Zuvor verliest die Staatsanwaltschaft die Anklageschrift: Am Faschingsdienstag dieses Jahres soll der Mann am Abend aus Linz in das elterliche Wohnhaus nach Enns (Bezirk Linz-Land) gefahren sein und dort seinen 78-jährigen Vater erwürgt haben. Grund für die Tat sei ein Streit über die Betreuung der dementen Mutter gewesen.

"Massive, erhebliche Gewalt"

Als der Vater sich von ihm weggedreht habe, „fasste er ihn an der Schulter, drehte ihn zu sich und drückte zu“, beschreibt der Staatsanwalt das mutmaßliche Verbrechen. „Die Kehlkopfhörner wurden gebrochen und es kam zu Staublutungen in den Augen“, zitiert er das gerichtsmedizinische Gutachten. Der Sohn wandte „massive, erhebliche Gewalt an“ – und das mit bloßen Händen.
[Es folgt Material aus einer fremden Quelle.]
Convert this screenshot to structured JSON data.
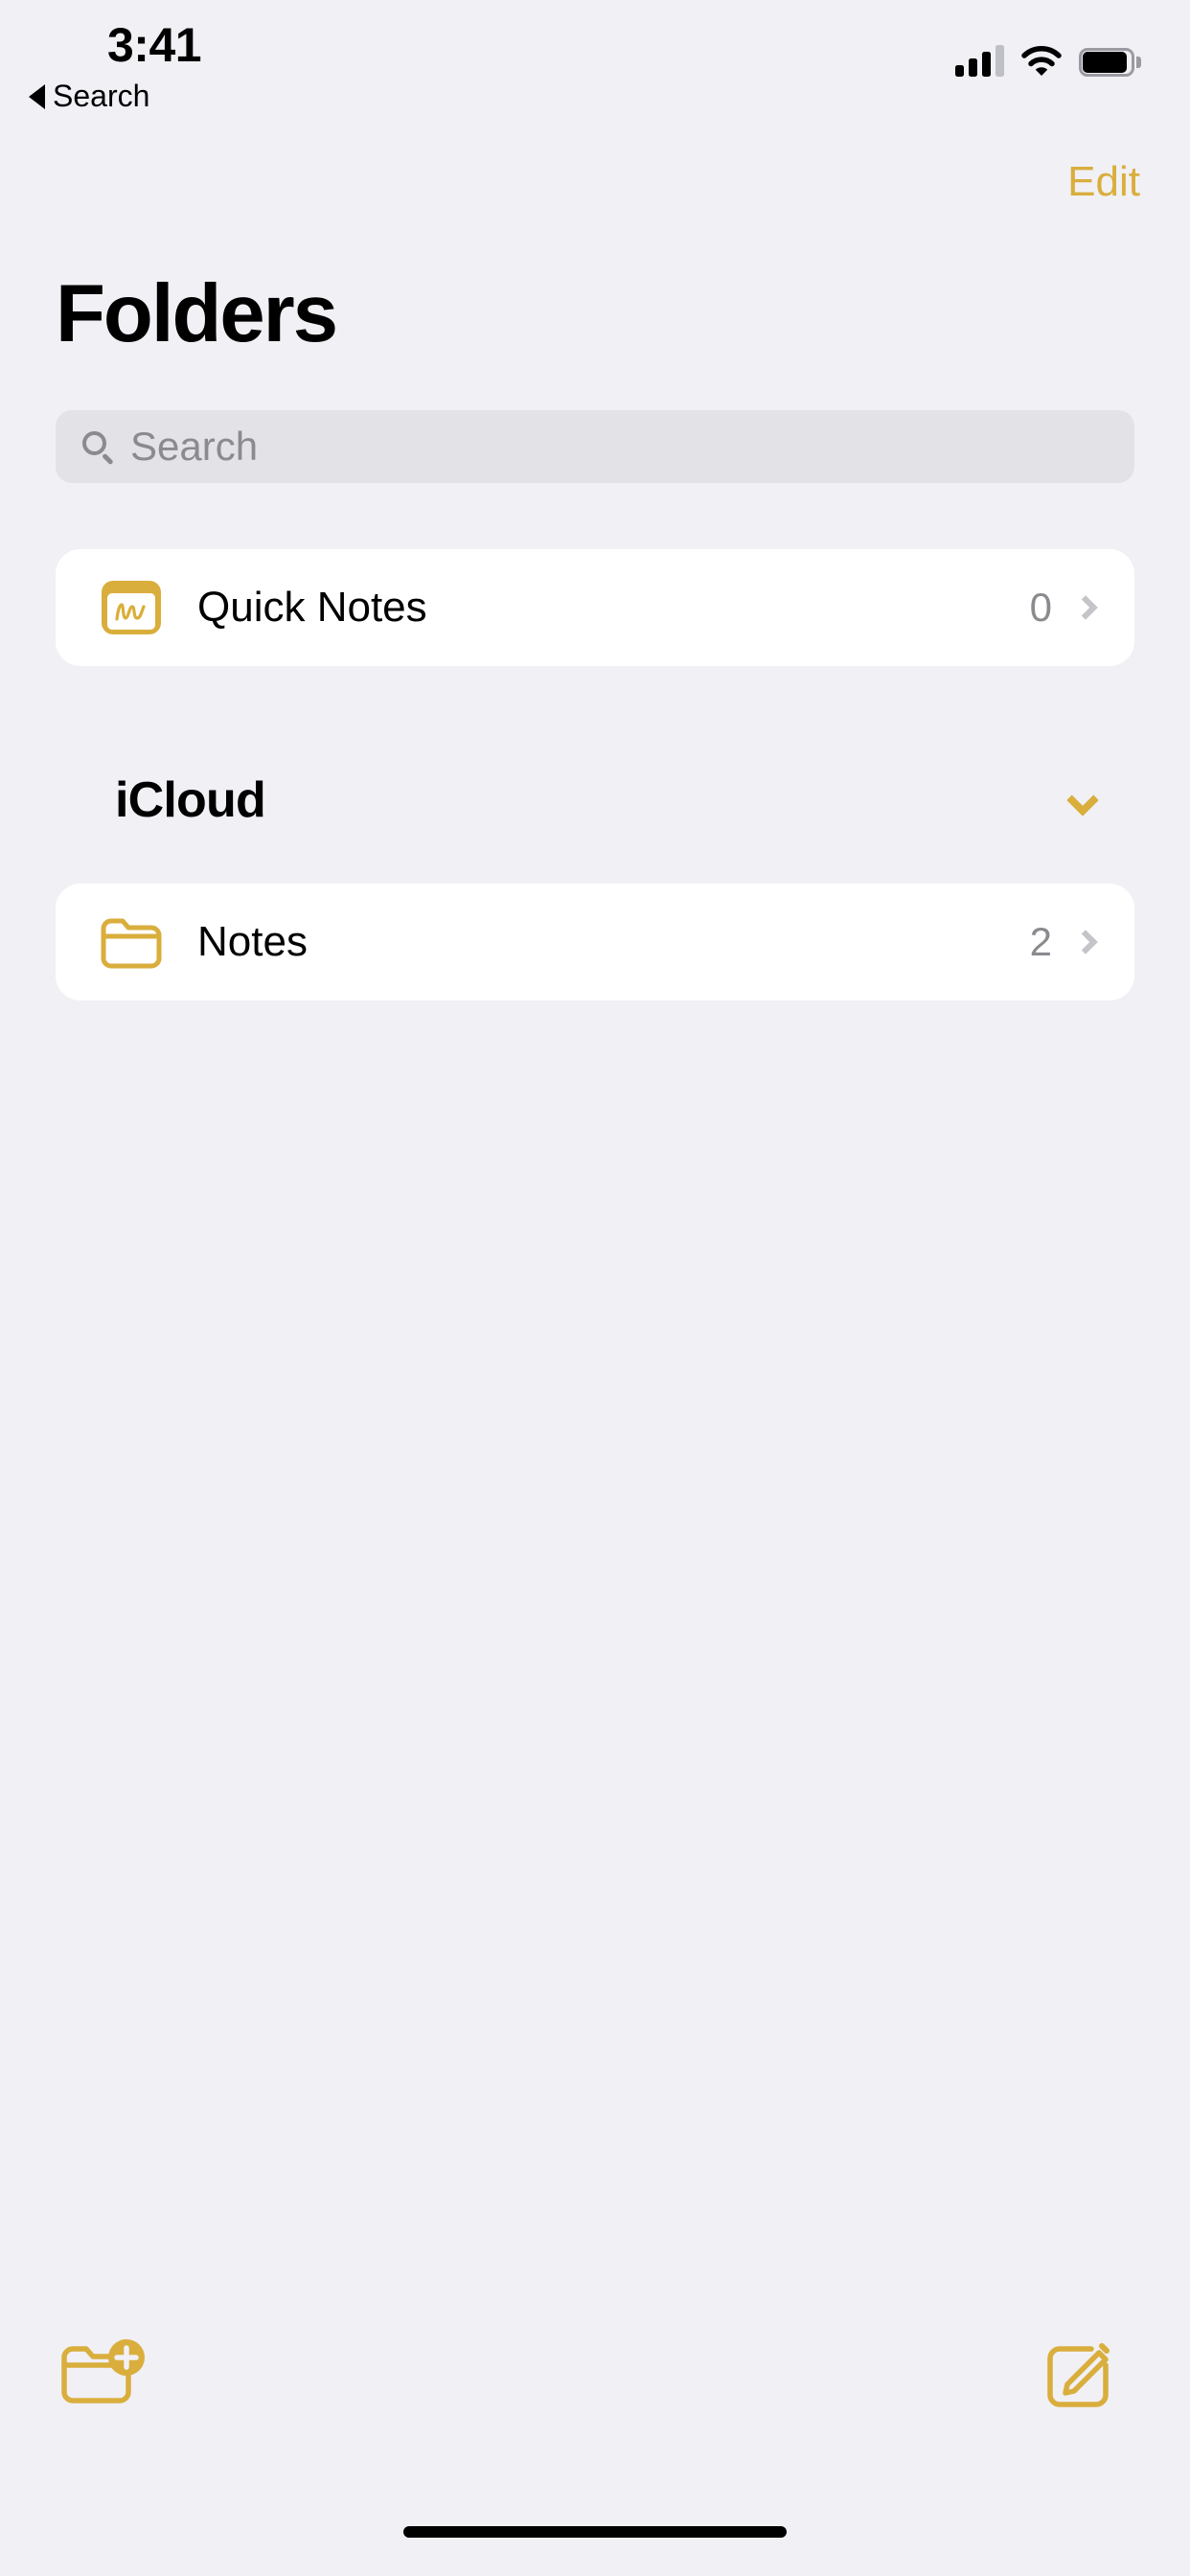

Der Angeklagte bestreitet das aber: „Ich habe ihn nicht erwürgt.“ Der Vater habe ihn zuerst am Hals angegriffen, er habe sich mit den Ellbogen aus dem Griff befreit, woraufhin sein Vater ihn am Kehlkopf gezogen hätte. Er hätte daraufhin mit Fäusten auf den Hals eingeschlagen. „Bei der Einvernahme war keine Rede von Faustschlägen, sondern das sie ihn mit beiden Händen gewürgt und so zu Boden geführt hätten. Sie erzählen heute eine ganz andere Geschichte“, macht ihn daraufhin die Richterin aufmerksam.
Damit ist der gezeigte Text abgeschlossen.